WILLIAM M'AVAIT DONNÉ  UNE ARME À FEU.

Le pistolet était lourd, plus lourd que je ne le pensais. Je m'étais réfugiée dans la dernière cabine libre pour l'examiner sous toutes ses coutures à la lumière d'une lampe à huile.

Le canon était court et épais. Le pistolet en lui-même n'était guère imposant et pourtant, pourtant, il semblait peser une tonne. En comparaison, Fatalité était légère comme une plume et il me semblait presque naturel de la faire danser entre mes doigts. Je rangeai soigneusement les deux armes sous mon manteau, desserrant soigneusement ma ceinture pour y glisser les deux fourreaux.

William m'avait expliqué comment utiliser le pistolet – armer, viser, tirer et ne pas oublier la sécurité – et m'avait donné des munitions. J'avais accepté son geste avec un sourire. J'espérais qu'il n'avait pas remarqué à quel point mes mains tremblaient autour de l'arme.

Je ne voulais pas avoir à m'en servir. J'avais suffisamment de talents et de capacités à ma disposition pour me défendre. Je me souvenais parfaitement bien de la facilité avec laquelle la magie embrasait mes veines et se soumettait à ma volonté. C'était bien plus pratique que d'avoir à charger un pistolet...
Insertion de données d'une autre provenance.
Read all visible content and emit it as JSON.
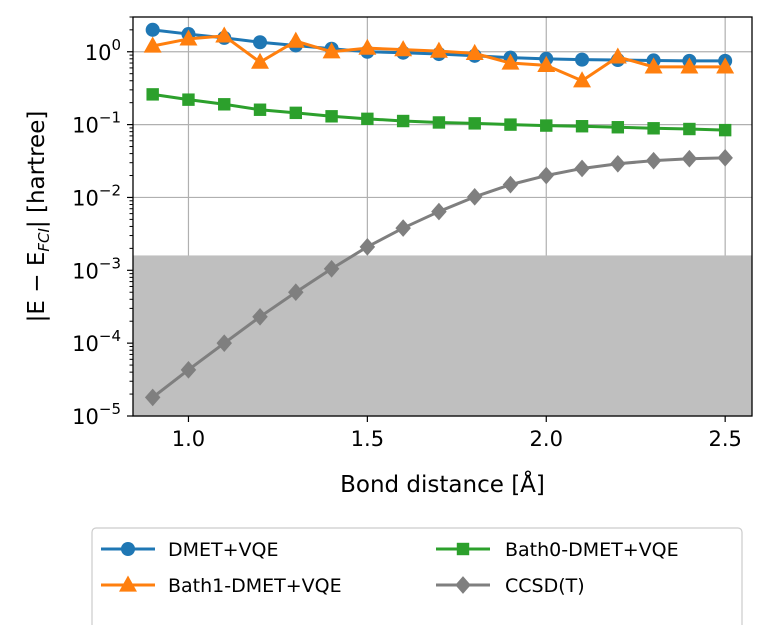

L'avertissement de l'Autre Monde résonnait clairement dans mon esprit. Faire preuve de retenue. Faire preuve de retenue. Retenue. Retenue.

Le pistolet fera donc l'affaire.

Sa présence n'était ni agréable, ni rassurante, mais alors que je marchais dans les rues sombres de Sezon, j'étais bien soulagée de l'avoir. A chaque fois qu'une silhouette sombre et anonyme surgissait de l'ombre, me faisant sursauter, je portai ma main au pistolet. J'étais persuadée que le brandir ferait son petit effet.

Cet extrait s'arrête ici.